I am currently planning my new central heating system and have a dilemma that I thought the group could help with?
The living room in this house has an internal bay for the window. To explain, the walls are about 16"-24" granite with dry lining on a free-standing framework. At the living room window the dry lining "steps in" by about 10" with slopes of 45-degrees each side. Below the window the wall is 10" thinner than the rest of the wall. I assume that the stone wall is thinner under the window, and the gap between the dry-lining and the stone is probably less (there seems to be a generous gap elsewhere).
In the dining room the same "bay" has been removed by adding a larger window sill and a new stud-wall below making the lower wall the same thickness as the wall either side.
I don't really want to do the same in the living room, but I don't want a huge draft caused by air cooled at the single-glazed sash window.
There are a number of alternatives as I see it.

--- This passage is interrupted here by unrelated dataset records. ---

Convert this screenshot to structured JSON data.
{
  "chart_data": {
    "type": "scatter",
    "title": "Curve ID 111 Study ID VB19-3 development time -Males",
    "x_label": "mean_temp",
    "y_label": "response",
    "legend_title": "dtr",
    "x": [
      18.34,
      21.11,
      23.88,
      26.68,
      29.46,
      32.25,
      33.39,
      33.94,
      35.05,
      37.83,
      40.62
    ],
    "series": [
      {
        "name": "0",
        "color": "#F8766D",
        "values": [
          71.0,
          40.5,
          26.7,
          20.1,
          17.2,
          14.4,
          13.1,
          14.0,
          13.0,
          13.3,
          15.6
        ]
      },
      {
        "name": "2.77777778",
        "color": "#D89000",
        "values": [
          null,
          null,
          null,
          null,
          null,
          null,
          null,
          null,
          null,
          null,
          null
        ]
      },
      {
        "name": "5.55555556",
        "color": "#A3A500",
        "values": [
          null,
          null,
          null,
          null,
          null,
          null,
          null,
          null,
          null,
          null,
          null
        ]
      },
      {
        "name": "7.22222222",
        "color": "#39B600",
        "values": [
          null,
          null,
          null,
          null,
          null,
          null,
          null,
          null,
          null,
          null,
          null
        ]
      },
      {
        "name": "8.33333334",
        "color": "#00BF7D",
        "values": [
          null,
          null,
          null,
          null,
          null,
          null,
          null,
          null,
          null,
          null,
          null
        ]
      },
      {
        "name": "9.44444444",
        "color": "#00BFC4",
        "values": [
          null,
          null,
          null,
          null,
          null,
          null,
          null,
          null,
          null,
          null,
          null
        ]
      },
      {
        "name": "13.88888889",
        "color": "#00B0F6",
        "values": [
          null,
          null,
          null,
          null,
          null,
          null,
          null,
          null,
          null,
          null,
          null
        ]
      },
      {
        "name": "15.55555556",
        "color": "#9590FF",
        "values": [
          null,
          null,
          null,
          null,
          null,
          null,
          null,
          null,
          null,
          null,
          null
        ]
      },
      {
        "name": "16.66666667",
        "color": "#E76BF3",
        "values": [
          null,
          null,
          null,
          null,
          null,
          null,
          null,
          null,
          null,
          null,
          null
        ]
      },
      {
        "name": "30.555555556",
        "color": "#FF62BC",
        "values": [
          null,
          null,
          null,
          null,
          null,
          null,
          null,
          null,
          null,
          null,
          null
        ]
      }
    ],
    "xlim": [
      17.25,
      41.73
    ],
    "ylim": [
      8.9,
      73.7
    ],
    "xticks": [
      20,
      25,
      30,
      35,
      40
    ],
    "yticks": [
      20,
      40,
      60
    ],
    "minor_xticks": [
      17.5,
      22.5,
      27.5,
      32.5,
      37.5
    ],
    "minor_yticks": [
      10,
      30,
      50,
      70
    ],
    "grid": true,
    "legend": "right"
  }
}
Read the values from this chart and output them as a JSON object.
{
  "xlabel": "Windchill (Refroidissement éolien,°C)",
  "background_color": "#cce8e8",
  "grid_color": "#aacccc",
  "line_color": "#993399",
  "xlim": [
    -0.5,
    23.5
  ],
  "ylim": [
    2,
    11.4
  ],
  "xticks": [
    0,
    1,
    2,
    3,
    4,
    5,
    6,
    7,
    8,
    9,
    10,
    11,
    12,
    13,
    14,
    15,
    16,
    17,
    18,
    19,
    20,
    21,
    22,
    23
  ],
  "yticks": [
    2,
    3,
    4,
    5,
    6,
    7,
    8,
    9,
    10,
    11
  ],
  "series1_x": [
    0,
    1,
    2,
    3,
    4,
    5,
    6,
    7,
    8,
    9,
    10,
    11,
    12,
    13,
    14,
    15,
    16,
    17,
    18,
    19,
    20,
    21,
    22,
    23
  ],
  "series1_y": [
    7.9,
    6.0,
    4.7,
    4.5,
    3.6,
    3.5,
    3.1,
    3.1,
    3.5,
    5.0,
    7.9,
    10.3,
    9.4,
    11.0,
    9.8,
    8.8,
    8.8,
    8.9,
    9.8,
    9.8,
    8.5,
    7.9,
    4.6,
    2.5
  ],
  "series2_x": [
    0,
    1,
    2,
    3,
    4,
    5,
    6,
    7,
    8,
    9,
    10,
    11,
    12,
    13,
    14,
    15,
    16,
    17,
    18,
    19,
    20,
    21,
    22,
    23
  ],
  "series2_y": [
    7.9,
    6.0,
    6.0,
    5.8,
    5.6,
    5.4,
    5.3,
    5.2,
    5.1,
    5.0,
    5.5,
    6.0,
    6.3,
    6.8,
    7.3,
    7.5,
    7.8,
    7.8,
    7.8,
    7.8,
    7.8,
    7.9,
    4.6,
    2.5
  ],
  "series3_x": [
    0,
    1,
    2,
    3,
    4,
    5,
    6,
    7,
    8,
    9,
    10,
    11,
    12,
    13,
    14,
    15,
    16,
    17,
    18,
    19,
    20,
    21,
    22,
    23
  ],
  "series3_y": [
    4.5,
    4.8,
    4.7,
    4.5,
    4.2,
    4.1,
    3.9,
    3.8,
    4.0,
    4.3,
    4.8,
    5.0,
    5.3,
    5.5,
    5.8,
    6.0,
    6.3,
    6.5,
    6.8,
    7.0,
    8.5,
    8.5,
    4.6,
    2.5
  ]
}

a) Get really thick thermal curtains that go all the way to the floor. b) Fit the radiator under the window and have thin curtains that let the heat flow back into the room (seems silly to me!) c) Fit the radiator next to the window and put up with what drafts are caused d) Fit the main radiator next to the window and a small radiator under the window to kill any drafts.
Is d) a silly idea? If not how should it be connected, in parallel (with its own TRV?) or in series (treating both as a single radiator).
Or am I just making work for myself chasing 2 or 3% and I should just fit the system and relax in my nice warm centrally heated room?